When Sethe finally arrives at 124 Bluestone Road, she is greeted with her loving mother-in-law, Jenny Whitlow, known to her as Baby Suggs. A second healing takes place when Baby Suggs tends to her mutilated body. “She led Sethe to the keeping room and bathed her in sections, starting with her face…Sethe dozed and woke to the washing of her hands and arms…When Sethe’s legs were done, Baby looked at her feet and wiped them lightly. She cleaned between Sethe’s legs…”(Morrison, 93). The methodical washing of Sethe’s body emphasizes the sympathy and love that fills Baby Suggs’ heart. Putting her trust in Baby Suggs for the relief of physical and emotional torment, is the only way Sethe is able to relieve herself of her haunted past and suffering body. Baby Suggs knows as well as Sethe, the haunting miseries of black men and women who have been brought low by slavery, yet she urges her daughter-in-law to keep going and be strong.

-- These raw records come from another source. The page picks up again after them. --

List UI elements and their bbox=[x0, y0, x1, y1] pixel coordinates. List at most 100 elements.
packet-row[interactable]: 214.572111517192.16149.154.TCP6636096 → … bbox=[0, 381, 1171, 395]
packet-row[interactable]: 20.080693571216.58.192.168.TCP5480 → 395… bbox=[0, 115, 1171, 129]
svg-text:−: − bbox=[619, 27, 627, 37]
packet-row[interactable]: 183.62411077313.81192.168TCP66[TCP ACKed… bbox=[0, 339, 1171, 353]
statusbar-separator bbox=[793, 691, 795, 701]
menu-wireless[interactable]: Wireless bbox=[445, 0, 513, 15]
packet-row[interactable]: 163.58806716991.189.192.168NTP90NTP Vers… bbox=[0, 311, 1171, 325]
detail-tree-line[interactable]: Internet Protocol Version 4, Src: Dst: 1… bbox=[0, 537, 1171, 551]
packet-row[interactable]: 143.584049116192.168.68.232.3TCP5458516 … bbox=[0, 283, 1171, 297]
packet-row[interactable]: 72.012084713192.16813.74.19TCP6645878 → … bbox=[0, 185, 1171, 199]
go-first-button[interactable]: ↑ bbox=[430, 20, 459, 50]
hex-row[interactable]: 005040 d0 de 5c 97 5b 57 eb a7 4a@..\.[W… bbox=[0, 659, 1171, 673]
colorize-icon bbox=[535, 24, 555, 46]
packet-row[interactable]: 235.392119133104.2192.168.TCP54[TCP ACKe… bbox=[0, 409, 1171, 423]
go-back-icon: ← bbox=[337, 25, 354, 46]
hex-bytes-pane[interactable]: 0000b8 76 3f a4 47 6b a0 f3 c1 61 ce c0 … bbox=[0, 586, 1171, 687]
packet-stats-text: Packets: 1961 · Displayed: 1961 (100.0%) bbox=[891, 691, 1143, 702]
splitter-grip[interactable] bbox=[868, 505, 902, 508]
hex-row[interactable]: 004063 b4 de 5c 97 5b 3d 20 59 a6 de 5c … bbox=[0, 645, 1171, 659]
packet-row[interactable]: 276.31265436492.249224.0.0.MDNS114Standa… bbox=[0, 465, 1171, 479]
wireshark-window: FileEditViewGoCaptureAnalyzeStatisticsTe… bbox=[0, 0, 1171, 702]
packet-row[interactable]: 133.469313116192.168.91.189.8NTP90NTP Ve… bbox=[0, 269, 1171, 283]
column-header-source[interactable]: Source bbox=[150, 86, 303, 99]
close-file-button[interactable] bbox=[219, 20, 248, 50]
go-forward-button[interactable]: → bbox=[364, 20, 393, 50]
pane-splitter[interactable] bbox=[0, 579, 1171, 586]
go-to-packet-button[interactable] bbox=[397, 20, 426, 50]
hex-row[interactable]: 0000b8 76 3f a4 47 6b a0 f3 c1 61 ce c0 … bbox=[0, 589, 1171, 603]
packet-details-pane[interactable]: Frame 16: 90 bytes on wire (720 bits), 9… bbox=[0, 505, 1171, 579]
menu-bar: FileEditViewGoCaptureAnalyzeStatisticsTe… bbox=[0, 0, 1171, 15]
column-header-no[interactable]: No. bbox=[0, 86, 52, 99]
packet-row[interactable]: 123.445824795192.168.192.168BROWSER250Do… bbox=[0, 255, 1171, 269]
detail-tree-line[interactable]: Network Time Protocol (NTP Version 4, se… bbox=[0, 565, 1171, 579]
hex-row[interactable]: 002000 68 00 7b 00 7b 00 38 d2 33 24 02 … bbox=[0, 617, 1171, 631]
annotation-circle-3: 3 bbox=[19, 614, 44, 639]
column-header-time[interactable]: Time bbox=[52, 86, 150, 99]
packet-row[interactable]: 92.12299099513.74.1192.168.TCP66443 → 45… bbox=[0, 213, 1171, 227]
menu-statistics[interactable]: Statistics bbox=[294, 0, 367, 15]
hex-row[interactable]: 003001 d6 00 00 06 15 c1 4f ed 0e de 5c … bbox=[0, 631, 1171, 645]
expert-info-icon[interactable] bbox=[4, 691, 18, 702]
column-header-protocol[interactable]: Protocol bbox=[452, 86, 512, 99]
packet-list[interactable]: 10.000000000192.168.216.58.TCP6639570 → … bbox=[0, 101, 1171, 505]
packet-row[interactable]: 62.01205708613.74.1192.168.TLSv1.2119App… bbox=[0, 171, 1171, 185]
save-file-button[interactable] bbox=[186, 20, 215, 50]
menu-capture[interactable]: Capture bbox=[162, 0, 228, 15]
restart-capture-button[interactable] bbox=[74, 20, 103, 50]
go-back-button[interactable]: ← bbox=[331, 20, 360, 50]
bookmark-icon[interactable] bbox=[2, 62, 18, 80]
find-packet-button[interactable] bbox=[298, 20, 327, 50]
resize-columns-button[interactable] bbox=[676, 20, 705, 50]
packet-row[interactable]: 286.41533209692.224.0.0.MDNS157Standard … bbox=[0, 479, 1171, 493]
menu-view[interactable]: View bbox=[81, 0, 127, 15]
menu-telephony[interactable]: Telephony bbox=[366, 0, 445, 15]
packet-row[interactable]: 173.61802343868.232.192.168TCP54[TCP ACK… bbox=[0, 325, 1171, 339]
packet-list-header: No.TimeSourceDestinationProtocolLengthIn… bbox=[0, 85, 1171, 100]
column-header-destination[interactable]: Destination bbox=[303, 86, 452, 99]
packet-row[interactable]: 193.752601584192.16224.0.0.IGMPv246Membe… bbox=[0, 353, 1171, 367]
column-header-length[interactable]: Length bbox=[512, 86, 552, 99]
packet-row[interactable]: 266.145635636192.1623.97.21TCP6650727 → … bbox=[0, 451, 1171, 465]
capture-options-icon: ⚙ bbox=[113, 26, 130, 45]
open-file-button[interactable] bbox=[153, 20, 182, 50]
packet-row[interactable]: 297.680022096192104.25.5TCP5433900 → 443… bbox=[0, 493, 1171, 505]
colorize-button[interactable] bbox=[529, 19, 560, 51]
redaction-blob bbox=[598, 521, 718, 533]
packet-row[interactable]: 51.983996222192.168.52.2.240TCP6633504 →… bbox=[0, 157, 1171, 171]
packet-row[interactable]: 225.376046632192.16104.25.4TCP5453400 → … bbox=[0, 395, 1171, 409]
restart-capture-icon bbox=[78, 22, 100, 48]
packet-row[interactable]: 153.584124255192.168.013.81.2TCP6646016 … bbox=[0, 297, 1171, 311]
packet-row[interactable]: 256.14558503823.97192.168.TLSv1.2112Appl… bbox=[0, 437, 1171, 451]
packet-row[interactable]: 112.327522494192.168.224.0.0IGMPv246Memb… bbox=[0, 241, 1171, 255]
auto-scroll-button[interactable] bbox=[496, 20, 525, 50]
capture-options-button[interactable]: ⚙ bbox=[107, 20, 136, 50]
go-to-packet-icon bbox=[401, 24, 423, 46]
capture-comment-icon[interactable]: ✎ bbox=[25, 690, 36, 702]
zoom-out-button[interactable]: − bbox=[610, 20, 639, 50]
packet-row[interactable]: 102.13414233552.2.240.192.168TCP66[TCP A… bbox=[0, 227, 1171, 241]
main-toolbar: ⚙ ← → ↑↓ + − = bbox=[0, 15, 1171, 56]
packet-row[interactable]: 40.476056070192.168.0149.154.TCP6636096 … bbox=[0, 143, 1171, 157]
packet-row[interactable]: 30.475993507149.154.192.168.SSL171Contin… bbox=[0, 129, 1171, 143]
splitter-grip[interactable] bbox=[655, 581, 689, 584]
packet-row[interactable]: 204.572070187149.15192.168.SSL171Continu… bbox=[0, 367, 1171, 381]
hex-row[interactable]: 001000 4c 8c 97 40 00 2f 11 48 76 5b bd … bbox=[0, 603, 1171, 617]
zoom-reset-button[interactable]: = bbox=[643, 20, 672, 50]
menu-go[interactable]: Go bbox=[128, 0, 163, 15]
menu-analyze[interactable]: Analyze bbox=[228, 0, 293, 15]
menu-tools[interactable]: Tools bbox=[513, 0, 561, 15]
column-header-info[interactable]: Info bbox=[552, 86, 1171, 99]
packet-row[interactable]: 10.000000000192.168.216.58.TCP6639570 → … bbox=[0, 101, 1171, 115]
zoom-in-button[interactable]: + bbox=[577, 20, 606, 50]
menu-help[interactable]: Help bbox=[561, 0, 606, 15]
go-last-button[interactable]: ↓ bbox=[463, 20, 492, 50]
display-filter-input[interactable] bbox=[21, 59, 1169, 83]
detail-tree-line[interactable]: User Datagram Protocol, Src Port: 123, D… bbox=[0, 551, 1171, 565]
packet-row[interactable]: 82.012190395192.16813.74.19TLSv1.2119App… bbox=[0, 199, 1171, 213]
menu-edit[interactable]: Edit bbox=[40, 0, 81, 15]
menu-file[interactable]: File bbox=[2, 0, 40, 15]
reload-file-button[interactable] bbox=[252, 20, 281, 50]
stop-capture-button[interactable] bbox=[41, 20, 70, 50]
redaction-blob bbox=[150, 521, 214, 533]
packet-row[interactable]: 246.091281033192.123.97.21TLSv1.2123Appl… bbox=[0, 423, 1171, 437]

When Sethe kills Beloved in fear of her getting captured into slavery twice by the schoolteacher, she is questioned morally but knows it is for the right reasons as a caring mother. The circumstances Sethe was faced with, made the act of commiting murder her only choice. Beloved’s effect on Sethe and Paul D is so significant because she brings upon reconciliation with their wrongdoings while they are traumatized by their past. Her presence with Sethe has caused their relationship to grow and their love for eachother becomes incredibly overwhelming. Beloved becomes captivated by Sethe’s stories and desperately listens to the various experiences of Sethe’s traumatic life as a slave.
“She must have nursed me two or three weeks---that’s the way the others did (pg 73).” Again here we see how milk to a child is important to Sethe because it is the only interaction that she had with her daughter Beloved and her nameless mother. Even though Sethe tries to understand and cope with the past, Beloved generates a metamorphosis in Sethe that allows her to speak what she had thought to be the unspeakable.